Le 24 juillet 1942, Micheline Teichler part avec son père et un passeur, censé leur faire traverser la ligne de démarcation, alors non loin d'Amiens. Les Teichler sont juifs. Depuis 1940, ils subissent des brimades parce que juifs. Puis, ils porteront l'étoile jaune, celle que son copain de classe Edgar Leser garde encore avec lui, enveloppée dans un plastique et rangée dans son portefeuille.
« La mère de Micheline et sa soeur devaient partir plus tard », raconte Edgar Leser. Mais le forain qui se disait passeur a emmené Micheline, son père et quelques autres personnes « directement à la prison de Loos. Puis, il est revenu à Lille tranquillement ». Micheline et son père sont transférés à Malines, en Belgique, le site belge qui sait office de « camp de triage ». Ils partiront pour Auschwitz par le convoi parti de Malines le 4 août 1942. « Micheline a été gazée à son arrivée. Son père a subi le même sort. » Edgar Leser se tait, un peu perdu dans ses souvenirs dont on mesure combien ils ont dû écraser sa vie de rescapé. Lui, il a été un enfant caché, pris en charge par l'abbé Stahl qui s'occupait de foyers pour « enfants moralement abandonnés ». Son père était allé le trouver, après avoir vainement demandé de l'aide à l'Évêché de Lille.
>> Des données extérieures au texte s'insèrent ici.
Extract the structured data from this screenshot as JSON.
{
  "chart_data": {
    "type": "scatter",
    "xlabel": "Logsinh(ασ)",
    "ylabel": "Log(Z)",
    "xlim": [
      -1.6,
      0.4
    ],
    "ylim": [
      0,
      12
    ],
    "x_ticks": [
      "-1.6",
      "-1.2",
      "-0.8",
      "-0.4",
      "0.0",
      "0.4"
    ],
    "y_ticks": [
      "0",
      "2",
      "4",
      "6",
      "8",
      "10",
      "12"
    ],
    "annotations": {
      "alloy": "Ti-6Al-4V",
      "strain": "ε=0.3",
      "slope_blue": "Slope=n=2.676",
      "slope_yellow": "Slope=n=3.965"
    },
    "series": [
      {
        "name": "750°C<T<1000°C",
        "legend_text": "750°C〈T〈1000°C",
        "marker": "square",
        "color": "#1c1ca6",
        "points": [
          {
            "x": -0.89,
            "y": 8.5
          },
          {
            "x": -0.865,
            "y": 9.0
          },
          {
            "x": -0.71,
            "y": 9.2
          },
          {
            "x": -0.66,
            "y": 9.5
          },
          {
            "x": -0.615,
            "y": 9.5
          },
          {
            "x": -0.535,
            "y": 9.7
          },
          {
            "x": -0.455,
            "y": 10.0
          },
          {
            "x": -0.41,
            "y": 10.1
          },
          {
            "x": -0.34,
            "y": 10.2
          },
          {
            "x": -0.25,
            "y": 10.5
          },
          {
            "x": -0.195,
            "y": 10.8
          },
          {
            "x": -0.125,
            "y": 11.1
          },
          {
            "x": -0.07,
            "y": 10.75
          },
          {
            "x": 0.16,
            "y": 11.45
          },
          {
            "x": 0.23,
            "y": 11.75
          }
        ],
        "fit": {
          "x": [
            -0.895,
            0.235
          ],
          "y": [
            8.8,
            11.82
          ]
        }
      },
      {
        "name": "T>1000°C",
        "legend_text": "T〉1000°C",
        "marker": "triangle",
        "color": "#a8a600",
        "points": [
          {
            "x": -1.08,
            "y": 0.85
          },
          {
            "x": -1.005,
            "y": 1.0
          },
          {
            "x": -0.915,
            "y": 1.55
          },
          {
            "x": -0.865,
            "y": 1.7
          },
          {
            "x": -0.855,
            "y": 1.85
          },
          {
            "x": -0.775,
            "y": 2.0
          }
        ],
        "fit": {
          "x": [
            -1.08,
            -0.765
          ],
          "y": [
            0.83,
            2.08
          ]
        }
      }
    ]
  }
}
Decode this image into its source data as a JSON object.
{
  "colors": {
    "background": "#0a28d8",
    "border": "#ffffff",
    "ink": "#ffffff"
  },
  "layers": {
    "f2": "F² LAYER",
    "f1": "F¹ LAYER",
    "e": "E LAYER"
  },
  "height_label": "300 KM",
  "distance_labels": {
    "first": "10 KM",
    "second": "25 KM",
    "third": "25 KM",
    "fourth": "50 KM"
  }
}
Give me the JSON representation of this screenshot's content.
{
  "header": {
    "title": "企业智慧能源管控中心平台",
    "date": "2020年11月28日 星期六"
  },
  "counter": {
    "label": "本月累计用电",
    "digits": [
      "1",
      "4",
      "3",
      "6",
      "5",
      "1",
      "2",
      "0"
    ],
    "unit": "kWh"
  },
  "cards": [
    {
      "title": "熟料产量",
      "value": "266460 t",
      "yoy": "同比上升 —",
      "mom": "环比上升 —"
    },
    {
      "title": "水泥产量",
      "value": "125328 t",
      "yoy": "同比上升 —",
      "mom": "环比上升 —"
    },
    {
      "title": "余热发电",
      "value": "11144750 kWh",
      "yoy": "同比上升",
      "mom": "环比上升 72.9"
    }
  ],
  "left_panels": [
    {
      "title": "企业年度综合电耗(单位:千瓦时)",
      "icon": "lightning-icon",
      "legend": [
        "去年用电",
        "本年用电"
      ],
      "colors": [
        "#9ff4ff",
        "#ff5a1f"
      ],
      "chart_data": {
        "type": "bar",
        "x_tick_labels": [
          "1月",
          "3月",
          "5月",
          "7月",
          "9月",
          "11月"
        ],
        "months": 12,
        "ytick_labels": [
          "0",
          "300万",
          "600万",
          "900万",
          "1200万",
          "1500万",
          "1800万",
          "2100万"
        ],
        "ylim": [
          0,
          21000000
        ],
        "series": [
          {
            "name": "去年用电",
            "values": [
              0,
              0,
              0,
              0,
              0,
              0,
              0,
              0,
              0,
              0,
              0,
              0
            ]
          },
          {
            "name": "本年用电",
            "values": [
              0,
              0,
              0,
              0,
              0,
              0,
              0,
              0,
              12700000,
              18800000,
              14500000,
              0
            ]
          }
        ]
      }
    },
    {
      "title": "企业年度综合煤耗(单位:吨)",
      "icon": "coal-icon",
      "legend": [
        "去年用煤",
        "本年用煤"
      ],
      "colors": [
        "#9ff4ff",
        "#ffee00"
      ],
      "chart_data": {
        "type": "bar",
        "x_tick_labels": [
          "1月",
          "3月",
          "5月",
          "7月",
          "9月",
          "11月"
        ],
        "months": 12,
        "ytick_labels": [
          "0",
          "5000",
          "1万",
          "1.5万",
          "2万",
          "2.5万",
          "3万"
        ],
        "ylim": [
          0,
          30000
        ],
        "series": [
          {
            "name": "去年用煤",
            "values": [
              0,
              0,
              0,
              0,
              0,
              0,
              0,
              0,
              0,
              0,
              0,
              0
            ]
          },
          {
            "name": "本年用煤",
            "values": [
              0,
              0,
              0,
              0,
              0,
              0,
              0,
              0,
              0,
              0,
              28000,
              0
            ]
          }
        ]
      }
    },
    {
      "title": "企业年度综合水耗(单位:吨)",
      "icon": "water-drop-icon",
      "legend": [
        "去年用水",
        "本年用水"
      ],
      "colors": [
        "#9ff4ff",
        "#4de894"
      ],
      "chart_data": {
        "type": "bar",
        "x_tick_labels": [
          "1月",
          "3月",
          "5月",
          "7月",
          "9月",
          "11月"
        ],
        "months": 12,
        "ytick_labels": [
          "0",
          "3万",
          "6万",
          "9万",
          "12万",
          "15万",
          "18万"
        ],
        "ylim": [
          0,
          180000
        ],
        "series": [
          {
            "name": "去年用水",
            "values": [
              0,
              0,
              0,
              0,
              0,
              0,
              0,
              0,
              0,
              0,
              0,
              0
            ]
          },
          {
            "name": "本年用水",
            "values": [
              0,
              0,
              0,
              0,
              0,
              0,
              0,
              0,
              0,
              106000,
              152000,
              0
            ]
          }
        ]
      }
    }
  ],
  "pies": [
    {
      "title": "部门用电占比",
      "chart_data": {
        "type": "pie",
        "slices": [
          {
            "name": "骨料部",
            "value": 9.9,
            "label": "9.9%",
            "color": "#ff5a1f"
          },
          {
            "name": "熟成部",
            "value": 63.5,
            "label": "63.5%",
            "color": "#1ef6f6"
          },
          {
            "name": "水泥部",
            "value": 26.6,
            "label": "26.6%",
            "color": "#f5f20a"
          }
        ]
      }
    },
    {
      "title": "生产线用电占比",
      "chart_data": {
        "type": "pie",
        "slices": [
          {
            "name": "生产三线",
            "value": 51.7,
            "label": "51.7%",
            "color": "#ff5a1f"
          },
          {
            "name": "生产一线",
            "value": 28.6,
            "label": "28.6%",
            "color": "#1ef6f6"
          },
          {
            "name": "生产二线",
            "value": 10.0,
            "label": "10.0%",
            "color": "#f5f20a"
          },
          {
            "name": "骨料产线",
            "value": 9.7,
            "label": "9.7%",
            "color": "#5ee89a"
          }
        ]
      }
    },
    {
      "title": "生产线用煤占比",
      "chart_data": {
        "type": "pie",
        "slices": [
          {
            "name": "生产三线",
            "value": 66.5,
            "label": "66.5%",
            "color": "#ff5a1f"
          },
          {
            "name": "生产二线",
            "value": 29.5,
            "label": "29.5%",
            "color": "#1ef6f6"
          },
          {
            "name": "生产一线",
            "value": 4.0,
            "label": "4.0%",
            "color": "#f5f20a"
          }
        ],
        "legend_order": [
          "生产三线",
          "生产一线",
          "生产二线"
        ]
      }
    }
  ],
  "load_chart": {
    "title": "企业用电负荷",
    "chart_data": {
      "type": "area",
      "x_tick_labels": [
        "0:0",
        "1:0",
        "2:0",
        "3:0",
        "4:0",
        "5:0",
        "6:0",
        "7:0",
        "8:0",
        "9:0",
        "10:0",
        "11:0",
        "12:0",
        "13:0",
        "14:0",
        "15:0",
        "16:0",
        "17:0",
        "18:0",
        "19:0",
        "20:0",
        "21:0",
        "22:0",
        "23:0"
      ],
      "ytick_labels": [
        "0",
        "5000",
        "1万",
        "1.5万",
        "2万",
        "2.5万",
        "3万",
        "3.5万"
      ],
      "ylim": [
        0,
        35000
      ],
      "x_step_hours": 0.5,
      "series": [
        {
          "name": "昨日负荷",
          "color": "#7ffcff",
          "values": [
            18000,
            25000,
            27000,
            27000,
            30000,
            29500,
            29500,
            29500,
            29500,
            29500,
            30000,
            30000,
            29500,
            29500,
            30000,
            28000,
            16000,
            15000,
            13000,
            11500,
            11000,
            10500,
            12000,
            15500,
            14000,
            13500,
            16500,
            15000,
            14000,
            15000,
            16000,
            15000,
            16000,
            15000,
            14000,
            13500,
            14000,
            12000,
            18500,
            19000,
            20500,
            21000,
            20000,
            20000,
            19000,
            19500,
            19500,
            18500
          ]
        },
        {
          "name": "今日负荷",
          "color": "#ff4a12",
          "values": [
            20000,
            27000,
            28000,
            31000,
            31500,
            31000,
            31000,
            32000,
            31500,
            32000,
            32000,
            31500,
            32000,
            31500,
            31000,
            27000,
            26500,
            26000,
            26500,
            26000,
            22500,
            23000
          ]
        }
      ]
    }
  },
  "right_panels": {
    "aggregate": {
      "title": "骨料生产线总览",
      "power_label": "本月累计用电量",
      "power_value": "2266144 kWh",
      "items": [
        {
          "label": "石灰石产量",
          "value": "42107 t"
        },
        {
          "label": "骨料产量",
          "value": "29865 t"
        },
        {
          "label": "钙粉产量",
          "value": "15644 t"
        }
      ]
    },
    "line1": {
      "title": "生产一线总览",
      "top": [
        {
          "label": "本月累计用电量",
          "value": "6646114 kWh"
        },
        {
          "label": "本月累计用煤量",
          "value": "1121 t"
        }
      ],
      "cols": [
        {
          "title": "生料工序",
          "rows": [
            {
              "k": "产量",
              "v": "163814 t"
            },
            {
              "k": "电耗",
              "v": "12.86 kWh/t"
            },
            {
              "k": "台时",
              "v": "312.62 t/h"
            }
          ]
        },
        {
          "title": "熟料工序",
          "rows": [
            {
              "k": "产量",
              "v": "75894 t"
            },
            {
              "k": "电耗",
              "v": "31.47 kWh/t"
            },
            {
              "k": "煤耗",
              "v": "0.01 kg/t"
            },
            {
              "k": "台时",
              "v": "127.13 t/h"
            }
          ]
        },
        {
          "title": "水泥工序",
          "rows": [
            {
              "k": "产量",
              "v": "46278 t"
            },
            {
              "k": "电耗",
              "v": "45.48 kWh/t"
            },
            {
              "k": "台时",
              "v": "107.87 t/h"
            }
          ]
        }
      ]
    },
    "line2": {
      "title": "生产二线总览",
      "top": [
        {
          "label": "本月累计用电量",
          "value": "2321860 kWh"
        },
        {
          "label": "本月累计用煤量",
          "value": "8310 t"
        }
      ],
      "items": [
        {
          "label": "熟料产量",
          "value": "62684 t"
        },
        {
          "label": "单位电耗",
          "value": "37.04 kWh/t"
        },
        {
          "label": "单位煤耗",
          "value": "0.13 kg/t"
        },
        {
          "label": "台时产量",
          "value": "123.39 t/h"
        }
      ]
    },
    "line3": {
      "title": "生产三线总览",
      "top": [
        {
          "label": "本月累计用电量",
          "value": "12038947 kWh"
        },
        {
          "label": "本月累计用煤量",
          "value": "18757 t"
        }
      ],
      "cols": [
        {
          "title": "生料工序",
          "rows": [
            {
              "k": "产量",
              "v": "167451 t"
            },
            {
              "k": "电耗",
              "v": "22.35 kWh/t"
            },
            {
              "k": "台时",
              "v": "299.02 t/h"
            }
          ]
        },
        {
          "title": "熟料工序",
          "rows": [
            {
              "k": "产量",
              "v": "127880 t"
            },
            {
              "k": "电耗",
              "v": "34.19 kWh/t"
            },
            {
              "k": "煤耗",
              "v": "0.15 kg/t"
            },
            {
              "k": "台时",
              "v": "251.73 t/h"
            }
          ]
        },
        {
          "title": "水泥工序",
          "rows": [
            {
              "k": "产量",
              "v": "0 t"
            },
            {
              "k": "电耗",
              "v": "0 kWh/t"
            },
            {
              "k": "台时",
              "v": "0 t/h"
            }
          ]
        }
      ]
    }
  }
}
On était alors peu de temps après les rafles de septembre 1942. « Elles concernaient les juifs étrangers ou apatrides.
Mon père, qui s'est retrouvé à la tête d'un groupement de résistance dès ce moment-là avec d'autres juifs, des catholiques, des protestants, des libres-penseurs, s'est retrouvé avec 40 enfants sur les bras. Il fallait trouver une solution, les cacher. » La plupart d'entre eux avaient pu fuir grâce à des cheminots, « qui ont garé un train vide sur la contre-voie à la gare de Fives, à côté du train qui devait les emmener. Peut-être que plus d'enfants auraient pu être sauvés ce jour-là, mais ce ne devait pas être facile, pour les parents, de se séparer de leurs enfants. Et on ne savait pas à l'époque ce qui se passait après ».
L'abbé Stahl aura plus de courage que d'autres. En voiture, avec le père d'Edgar, l'abbé va chercher les gamins un par un, là où ils ont trouvé un refuge provisoire. Ils seront répartis dans des familles, dans les foyers dont il s'occupe. Edgar Leser et son frère sont également confiés à l'abbé. Il a gardé une autre photo que celle de la classe où il figure avec Micheline. Elle a été prise à l'orphelinat Notre-Dame à Loos, alors installé à côté de l'église Notre-Dame de Grâce. On y voit des gamins habillés en anges, mains jointes.
Edgar, qui venait d'une famille juive pas vraiment pratiquante, s'y met très vite. Pas le choix. Il apprend les prières catholiques, les rites qui rythment la journée. « Un bon petit catholique ! », plaisante-t-il. Aujourd'hui, il parle avec un infini respect de tous ces anonymes qui ont aidé, caché des juifs. « Ils se retranchent tous derrière leur devoir de solidarité. Pour eux, ils n'ont rien fait d'extraordinaire. » Edgar Leser raconte Simone Caudemont, censeur du lycée Fénelon de Lille, « une vraie peau de vache disaient les élèves mais avec... un coeur un or massif. De septembre 1942 à la Libération, elle a abrité des enfants juifs dans un dortoir du lycée ».
Micheline Teichler n'a pas rencontré une Simone Caudemont. Juste un homme qui l'a livrée. « Il a été retrouvé après guerre et a été jugé », conclut Edgar. « Il a eu plus de chance que ses victimes. »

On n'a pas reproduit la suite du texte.